Sous quelque angle qu'elle l'examine, Shen Xiangwan trouvait cela étrange. Cependant, l'Empereur-Chien était vraiment un chien — il préférait payer le Pavillon de la Lune d'Argent pour commettre des assassinats plutôt que secourir le peuple affamé. Autrement, comment des soulèvements paysans auraient-ils pu éclater à Quanzhou et ailleurs ?

« Parce que le prince de Weiyang, le prince héritier et Wei Chengming ont été officiellement tués au combat, mais ils sont en réalité morts de la main des Gardes de l'Ombre du Dragon. L'empoisonnement de Wei Chengyi il y a des années était aussi notre œuvre. Cette affaire doit rester secrète. En outre, Sa Majesté a envoyé plusieurs groupes pour vous assassiner, pourtant vous avez survécu. Il vous considère comme une menace grave qu'il faut éliminer. Par ailleurs, près de 20 000 à 30 000 soldats de l'Armée de la Frontière Est ont soudain demandé leur libération, et certains généraux militaires précédemment condamnés et leurs familles ont mystérieusement disparu. L'Empereur soupçonne qu'ils fuiront tous à Chen Zhou pour chercher refuge auprès de Wei Chengyi. Ce n'est qu'en tuant d'abord la famille Wei qu'il pourra prévenir les ennuis futurs. »

« Quoi ? »

Wei Chengyi, qui était resté calme jusqu'alors, bondit sur ses pieds. Son grand-père, son père et ses frères n'étaient pas morts au combat ; ils avaient été tués par les Gardes de l'Ombre du Dragon ? Il avait vécu deux vies et ne savait rien de cela.

« Mari ! »

Sachant combien il tenait au Vieux Prince et à sa famille, Shen Xiangwan tendit la main pour prendre la sienne, ses yeux emplis d'une inquiétude non dissimulée tandis qu'elle le regardait.

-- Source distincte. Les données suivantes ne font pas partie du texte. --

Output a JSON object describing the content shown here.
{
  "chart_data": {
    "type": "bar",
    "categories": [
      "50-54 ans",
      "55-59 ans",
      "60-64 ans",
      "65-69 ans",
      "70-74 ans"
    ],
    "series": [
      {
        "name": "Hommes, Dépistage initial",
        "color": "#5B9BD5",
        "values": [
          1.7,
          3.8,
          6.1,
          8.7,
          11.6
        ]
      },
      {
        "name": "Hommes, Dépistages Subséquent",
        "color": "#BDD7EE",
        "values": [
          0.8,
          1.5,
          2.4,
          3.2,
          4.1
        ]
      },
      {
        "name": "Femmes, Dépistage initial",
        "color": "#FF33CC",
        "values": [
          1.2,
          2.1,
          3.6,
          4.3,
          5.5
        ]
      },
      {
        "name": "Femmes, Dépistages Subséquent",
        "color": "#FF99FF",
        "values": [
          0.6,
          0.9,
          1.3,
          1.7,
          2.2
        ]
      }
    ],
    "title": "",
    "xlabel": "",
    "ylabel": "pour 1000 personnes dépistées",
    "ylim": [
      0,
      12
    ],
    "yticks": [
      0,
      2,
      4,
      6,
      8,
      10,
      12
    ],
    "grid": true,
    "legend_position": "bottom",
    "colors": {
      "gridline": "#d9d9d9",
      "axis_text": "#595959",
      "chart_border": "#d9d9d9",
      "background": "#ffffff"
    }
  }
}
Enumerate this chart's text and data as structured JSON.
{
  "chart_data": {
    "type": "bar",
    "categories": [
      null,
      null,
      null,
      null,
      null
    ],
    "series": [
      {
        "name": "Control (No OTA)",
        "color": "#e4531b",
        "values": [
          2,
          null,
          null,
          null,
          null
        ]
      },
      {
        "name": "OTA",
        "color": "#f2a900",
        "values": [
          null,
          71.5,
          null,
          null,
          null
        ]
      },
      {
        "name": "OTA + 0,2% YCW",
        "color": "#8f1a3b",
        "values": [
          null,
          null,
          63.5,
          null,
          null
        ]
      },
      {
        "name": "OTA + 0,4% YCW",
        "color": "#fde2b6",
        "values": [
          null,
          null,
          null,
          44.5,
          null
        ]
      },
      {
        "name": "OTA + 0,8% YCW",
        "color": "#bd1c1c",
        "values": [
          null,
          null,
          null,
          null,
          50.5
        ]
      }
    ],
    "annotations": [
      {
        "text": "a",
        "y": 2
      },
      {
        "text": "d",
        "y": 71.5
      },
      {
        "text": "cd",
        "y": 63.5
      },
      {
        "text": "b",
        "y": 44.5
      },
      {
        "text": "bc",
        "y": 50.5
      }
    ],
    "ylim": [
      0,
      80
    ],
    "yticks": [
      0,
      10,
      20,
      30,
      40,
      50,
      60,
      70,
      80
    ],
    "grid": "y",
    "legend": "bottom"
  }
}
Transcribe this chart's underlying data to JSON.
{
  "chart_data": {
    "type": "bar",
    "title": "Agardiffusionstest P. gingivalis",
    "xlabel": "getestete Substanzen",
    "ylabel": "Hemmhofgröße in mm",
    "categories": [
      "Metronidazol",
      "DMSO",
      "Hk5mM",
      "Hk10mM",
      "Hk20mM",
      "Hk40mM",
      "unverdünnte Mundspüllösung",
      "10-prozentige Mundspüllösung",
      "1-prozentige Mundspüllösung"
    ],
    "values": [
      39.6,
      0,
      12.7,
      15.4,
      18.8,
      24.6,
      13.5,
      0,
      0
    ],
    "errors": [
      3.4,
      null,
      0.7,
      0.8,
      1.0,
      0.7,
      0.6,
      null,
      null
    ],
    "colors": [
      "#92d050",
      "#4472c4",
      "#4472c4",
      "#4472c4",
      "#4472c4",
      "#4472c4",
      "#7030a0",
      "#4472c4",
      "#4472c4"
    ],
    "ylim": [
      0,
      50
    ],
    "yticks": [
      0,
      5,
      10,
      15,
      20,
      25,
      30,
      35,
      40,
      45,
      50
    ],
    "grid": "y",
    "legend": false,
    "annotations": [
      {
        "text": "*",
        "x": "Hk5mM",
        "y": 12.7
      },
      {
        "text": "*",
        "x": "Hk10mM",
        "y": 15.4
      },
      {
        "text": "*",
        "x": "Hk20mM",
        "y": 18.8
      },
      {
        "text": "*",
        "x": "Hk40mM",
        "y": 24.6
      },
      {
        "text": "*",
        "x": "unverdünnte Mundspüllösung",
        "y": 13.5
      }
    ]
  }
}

Sentant sa chaleur, Wei Chengyi baissa les yeux sur sa main dans la sienne, les yeux injectés de sang. Son empoisonnement était une chose — il n'était pas sot ; il soupçonnait depuis longtemps un coup fourré, mais manquait de preuves. Apprendre que la mort de son grand-père, de son père et de ses frères relevait aussi d'un complot… Pour la première fois, il éprouva un désir intense de mener ses troupes vers la Cité impériale et de capturer l'Empereur-Chien pour venger son grand-père et les esprits de sa famille dans l'au-delà.